Im Gespräch mit dem Berliner Exil-Journalisten Erk Acarer macht Muhammed Yakut dort weiter, wo er kurz vor dem 14. Mai dieses Jahres aufgehört hatte. In den Monaten vor den Wahlen in der Türkei sprach Yakut etwas hochmütig davon, die Regierung um Präsident Recep Tayyip Erdoğan stürzen zu wollen. Doch daraus ist bekanntlich nichts geworden. Die Opposition hat die Wahlen verloren. Seither wurde auf Yakut Druck ausgeübt, woraufhin dieser untertauchte.

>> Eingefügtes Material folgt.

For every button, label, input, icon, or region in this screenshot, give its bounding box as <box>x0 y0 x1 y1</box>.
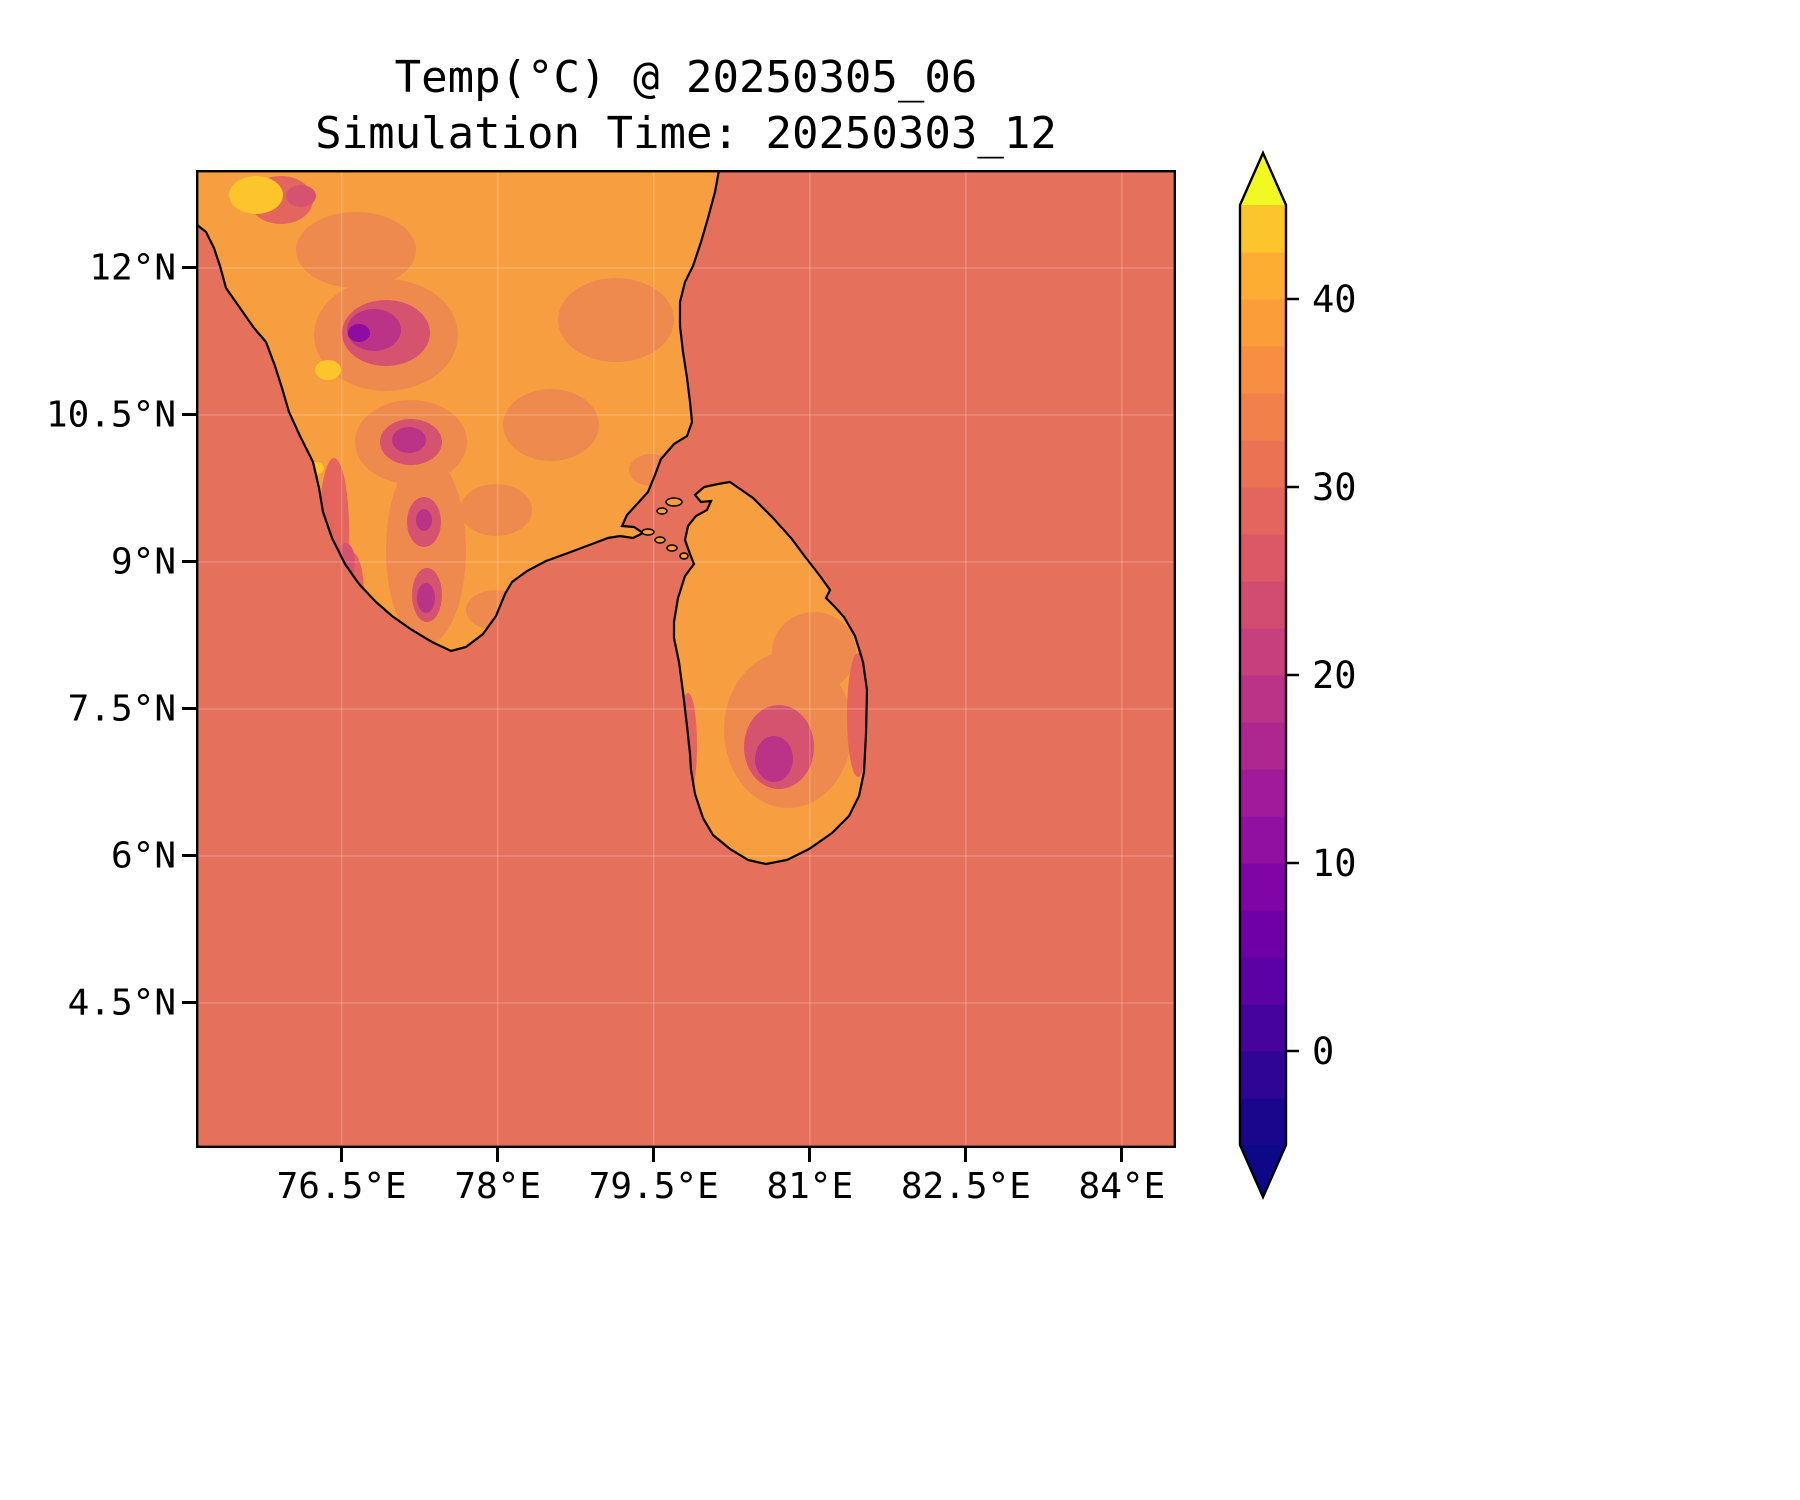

Yakut: „Erdoğan erteilt Befehle an Elon Musk“

Gegenüber Acarer behauptet Yakut, dass Staatspräsident Erdoğan per Direktive an Elon Musk dafür gesorgt habe, dass seine Tweets und Videos sofort blockiert werden. Tatsächlich hat Yakut seine Videos immer wieder über neue Accounts hochladen müssen, da X (vormals Twitter) diese entweder kurze Zeit nach dem Upload entfernte oder die Accounts von Yakut gänzlich unerreichbar machte. Laut Yakut haben türkische Staatsanwälte X mit regelmäßigen Schreiben zu einer Welle von Sperrungen veranlasst, so der Whistleblower.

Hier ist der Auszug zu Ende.